Raj Shah, chairman of the Rockefeller Foundation, attended the Bridgetown meeting in July and said the proposed reforms, if implemented, would be a monumental achievement, on par with earlier commitments to address global crises such as the AIDS epidemic.

“This is urgent, this has to happen now, there is absolutely no excuse, and if we don’t do it, the next generation of young activists will have to hold us accountable for trying to act like World War II has just ended, while actually we “We’re dealing with a completely different world there,” Mr Shah said during a panel discussion at COP27 on Tuesday.

By helping developing countries switch to renewable energy sources such as wind and solar, the reform money from the World Bank and IMF could help prevent average global temperatures from rising more than 2 degrees Celsius above pre-industrial levels.

Scientists have noted that an increase in temperature above 1.5 degrees will significantly increase the likelihood of catastrophic climate impacts. The global average temperature has already risen by 1.1. degrees Celsius compared to pre-industrial levels, and the UN says the planet is currently on track to rise from 2.4 Celsius to 2.6 Celsius by the end of this century.

Among the most transformative changes under discussion is a new approach to risk ratings and the resulting interest rates that developing countries must pay for World Bank loans.

World Trade Organization chief Ngozi Okonjo-Iweala said his experience as Nigeria’s finance minister informed his support for Ms Motley’s agenda.
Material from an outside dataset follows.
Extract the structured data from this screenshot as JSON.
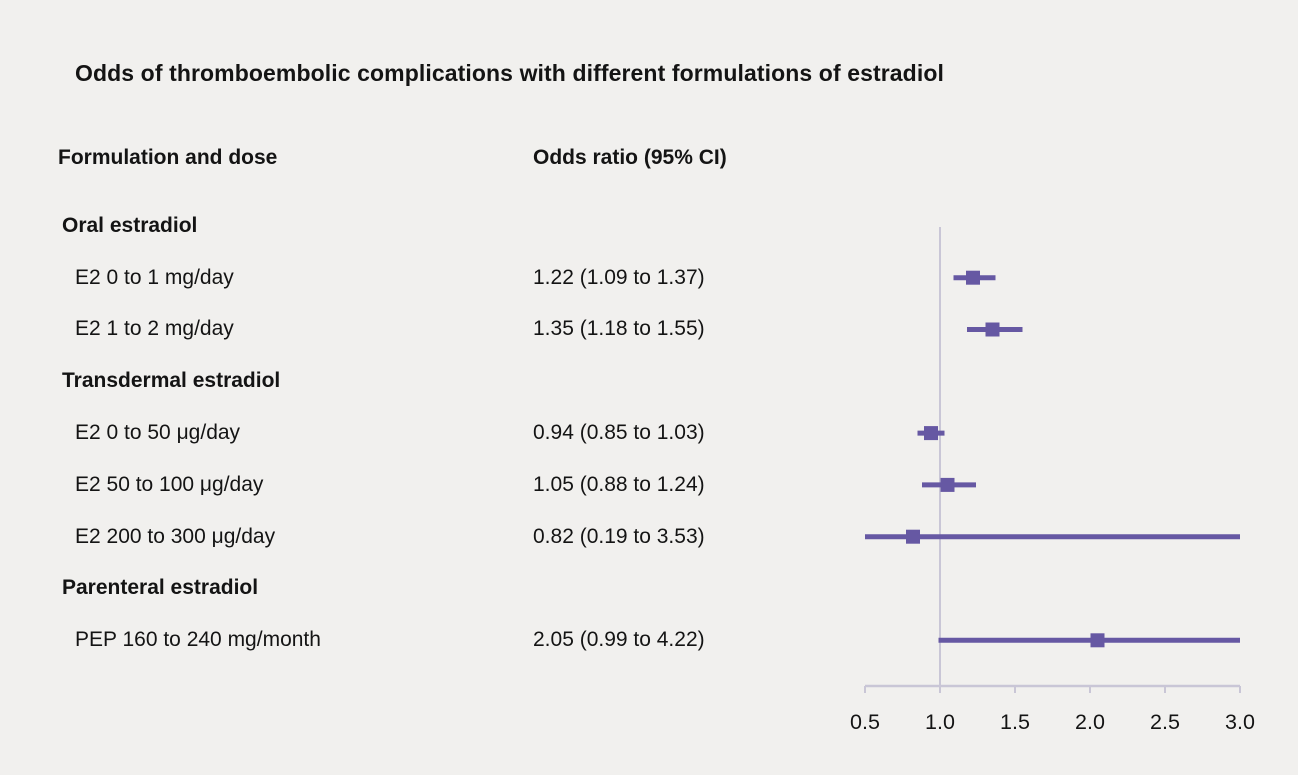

Like many developing countries, Nigeria borrows on average at much higher interest rates than wealthier countries. Paying off that debt is a huge drain on national budgets, leaving governments without the reserves they need when they face such a crisis. Recently, Nigeria has been affected by widespread flooding.

“It’s a totally overblown risk, I can tell you,” he said. “It is not true that some countries can borrow at 3 percent and others at 14, 15 percent.”